The Cappadocia in my dreams sure did live up to its unique image. With cave hotels and camel rides. Turkish dances and turkish bath. Hot air balloons and well-thought out tours. The culture is so rich and so as their tourist-flocking tourism. I tried both Red and Green tour. With Red being more historical. And Green being more of an adventure. As I ride the streets at noon on a Camel, I can’t help but gasp in awe. There I learned that Cappadocia region was formed 60 million years ago by erosion of soft layers of lava and ash from Mount Erciyes (Argeus), Mount Hasan and Mount Güllü composing with wind and rain over millions of years. Caves and chimneys were then formed naturally. With locals taking advantage and claiming each to be rented out as hotels. We stayed in one, actually. Cave hotels are a must-try in Turkey enabling every tourist to feel the eerie mist of the region. My favourite one was Artemis Cave Hotel which has the perfect rooftop spot to watch the daily Hot Air Balloon extravaganza.

Speaking of Hot Air Balloons, Cappadocia was made famous by it on the internet. With rides regularly happening every sunrise and champagne cheers afterwards. And as adventurous as I am, it is a must try. Amidst the negative degrees and inappropriate not-so-winter outfit – me and my friend Kash managed to get beautiful clips of the balloons while riding one in its glory. We rose up above Love Valley and Gerome Open Museum with colourful cascades of Hot Air Balloons as our backdrop. It was breathtaking. No, not breathtaking. It was more like magical. And sure was I a bit teary eyed while I gaze in amazement.

Beyond the picturesque setting and the wonderful weather, is a culture so rich worth noting. Turkish people speak very little English (except the tourist guide, ofc) which makes it enough to communicate and manoeuvre around. There I witnessed pottery making, carpet weaving and silk harvesting. I find it amazing how they try hard to maintain and cultivate on their traditions. Boasting it to every tourist for years and years to come. One interesting fact I learned as I went church-hopping one day, was that they were once ruled by the Roman Empire. Making them Catholics themselves. Every coherent rock-cut churches sport colourful frescoes (religious paintings) inside.  Frescoes are made vibrant by covering the walls with Pigeon Droppings. No wonder there are plenty Pigeon houses around town.

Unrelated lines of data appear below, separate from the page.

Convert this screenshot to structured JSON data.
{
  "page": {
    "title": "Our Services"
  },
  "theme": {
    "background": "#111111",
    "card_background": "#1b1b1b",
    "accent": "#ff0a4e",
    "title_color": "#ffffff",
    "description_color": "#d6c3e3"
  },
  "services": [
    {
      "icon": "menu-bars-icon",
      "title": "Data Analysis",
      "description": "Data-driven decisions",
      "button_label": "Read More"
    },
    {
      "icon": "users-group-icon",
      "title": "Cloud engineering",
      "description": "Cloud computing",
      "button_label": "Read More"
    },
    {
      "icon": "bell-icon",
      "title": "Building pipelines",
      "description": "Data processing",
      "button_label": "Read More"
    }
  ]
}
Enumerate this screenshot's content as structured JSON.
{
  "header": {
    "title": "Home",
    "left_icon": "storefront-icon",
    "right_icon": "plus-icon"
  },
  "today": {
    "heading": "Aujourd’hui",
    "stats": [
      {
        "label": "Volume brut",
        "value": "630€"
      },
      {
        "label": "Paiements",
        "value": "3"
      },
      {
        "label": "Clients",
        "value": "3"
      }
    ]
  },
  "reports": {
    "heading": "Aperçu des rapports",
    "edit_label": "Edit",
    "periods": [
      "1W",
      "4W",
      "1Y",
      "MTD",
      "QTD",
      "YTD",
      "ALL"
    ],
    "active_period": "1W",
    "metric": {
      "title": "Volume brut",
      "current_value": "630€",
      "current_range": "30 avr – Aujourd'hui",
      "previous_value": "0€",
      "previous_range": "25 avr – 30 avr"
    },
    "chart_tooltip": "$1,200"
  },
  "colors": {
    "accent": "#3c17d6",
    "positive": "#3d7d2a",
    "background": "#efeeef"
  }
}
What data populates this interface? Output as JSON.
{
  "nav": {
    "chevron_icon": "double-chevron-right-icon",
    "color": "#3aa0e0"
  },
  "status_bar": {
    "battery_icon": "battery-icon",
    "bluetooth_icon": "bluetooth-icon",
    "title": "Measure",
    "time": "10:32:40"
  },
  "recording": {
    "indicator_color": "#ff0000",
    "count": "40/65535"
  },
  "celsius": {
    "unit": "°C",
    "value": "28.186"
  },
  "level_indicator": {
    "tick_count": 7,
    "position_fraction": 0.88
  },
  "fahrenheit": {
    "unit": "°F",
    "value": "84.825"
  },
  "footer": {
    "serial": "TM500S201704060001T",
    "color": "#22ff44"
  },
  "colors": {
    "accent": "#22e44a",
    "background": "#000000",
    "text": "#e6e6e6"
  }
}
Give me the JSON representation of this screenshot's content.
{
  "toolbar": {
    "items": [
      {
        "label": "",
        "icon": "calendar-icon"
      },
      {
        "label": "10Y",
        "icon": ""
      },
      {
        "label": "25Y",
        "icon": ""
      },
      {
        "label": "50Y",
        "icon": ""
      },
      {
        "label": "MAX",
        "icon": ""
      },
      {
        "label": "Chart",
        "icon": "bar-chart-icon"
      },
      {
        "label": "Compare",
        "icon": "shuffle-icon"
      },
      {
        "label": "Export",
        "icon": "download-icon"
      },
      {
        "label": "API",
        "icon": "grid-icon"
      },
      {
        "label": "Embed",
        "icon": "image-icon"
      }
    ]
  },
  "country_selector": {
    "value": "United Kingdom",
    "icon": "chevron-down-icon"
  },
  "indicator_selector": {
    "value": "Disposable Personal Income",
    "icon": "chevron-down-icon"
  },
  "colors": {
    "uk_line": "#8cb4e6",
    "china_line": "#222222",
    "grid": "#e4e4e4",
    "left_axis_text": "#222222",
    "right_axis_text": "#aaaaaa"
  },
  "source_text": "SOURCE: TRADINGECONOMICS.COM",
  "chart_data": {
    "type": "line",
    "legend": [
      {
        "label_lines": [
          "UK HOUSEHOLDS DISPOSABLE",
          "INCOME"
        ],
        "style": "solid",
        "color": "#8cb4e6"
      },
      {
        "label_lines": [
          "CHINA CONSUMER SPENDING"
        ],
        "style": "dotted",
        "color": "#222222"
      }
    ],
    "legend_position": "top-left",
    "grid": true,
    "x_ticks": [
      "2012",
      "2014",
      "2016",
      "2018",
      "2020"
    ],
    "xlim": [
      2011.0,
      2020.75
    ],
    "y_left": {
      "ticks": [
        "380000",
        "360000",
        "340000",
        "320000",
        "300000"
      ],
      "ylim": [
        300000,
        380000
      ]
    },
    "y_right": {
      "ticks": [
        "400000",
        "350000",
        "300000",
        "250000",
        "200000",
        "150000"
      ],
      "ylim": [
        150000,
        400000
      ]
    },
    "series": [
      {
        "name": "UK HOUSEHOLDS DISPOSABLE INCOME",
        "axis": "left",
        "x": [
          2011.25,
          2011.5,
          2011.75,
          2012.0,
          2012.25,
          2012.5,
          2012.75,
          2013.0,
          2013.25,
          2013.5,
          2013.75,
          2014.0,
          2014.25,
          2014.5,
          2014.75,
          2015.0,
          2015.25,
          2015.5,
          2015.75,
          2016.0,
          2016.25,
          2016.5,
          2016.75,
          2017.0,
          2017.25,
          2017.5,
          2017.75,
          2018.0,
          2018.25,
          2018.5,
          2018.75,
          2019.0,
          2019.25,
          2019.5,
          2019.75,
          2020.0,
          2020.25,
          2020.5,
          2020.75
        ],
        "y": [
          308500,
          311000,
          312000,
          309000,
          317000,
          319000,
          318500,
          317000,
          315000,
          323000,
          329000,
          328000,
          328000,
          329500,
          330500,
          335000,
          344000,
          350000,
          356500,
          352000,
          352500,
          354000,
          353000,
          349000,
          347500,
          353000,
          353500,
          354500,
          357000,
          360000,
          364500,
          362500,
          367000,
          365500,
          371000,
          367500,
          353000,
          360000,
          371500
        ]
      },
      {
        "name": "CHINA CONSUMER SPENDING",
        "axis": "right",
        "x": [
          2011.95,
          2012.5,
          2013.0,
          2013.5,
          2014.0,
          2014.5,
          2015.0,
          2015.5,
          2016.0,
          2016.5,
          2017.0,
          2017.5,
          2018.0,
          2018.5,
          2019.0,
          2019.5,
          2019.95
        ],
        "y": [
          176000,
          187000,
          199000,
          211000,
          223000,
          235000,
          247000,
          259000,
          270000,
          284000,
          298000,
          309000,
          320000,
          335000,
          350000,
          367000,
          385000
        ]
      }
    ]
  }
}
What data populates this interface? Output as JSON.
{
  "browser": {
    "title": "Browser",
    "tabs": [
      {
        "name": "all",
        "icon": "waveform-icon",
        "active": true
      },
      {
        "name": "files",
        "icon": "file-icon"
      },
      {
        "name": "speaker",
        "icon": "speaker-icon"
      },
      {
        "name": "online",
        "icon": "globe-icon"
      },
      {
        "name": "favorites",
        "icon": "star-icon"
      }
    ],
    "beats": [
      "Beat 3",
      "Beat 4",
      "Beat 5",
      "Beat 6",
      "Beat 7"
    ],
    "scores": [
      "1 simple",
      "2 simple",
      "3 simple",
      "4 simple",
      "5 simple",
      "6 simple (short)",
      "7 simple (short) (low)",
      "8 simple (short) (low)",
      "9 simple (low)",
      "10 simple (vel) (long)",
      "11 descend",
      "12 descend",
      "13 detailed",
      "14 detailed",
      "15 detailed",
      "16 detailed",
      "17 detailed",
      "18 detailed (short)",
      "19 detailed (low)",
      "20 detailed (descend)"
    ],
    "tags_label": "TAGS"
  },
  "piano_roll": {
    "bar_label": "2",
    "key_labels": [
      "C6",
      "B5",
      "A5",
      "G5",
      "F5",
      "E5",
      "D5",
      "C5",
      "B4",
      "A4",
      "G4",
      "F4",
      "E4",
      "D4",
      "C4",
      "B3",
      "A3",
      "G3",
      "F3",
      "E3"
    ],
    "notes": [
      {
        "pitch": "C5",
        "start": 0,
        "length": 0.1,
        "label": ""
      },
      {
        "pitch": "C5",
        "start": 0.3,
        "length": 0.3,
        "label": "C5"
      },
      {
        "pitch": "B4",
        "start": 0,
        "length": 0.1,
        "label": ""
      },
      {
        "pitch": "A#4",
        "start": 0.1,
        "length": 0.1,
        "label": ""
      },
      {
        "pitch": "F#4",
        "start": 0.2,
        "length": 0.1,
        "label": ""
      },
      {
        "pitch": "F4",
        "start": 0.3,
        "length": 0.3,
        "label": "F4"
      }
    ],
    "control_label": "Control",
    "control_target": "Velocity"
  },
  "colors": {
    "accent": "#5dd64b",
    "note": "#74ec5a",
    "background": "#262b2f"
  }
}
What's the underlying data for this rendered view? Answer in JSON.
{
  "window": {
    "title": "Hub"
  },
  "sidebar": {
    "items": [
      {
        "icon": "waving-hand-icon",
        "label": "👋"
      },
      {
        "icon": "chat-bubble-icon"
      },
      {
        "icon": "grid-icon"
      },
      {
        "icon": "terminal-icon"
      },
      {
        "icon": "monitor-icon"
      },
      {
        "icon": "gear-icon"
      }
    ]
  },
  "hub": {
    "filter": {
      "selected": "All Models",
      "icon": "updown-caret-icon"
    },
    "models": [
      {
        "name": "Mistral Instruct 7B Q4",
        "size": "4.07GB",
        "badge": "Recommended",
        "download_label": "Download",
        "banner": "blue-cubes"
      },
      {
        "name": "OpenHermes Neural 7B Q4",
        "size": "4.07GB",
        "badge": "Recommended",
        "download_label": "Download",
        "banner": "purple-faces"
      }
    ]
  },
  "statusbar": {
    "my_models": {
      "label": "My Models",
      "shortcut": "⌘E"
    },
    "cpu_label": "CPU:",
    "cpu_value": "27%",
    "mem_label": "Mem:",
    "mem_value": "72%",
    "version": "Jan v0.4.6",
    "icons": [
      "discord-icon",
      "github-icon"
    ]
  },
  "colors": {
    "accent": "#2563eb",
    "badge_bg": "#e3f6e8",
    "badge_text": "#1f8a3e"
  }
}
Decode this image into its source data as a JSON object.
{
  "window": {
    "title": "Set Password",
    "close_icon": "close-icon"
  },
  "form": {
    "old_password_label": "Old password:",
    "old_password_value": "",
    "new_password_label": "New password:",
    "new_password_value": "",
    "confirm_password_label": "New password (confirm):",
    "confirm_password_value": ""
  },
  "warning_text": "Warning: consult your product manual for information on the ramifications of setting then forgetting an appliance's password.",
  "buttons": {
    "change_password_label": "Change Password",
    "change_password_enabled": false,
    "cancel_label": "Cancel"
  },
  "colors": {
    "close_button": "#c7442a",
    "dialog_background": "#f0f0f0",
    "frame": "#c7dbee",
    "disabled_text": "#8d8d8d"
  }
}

It sure didn’t disappoint. Making Cappadocia my favorite place in the world. Beating Hawaii. And even London. Never in my wildest dreams do I believe in the possibility of me traveling to Cappadocia. Amongst the countries I’ve been to, it is only in Turkey was I not able to bump to a fellow filipino – probably because it is far or it is not that of the norm – but it made me feel liberated. And me being able to travel there at 23 and representing Philippines when every tourist were asked to recite where we’re from, is a dream come true.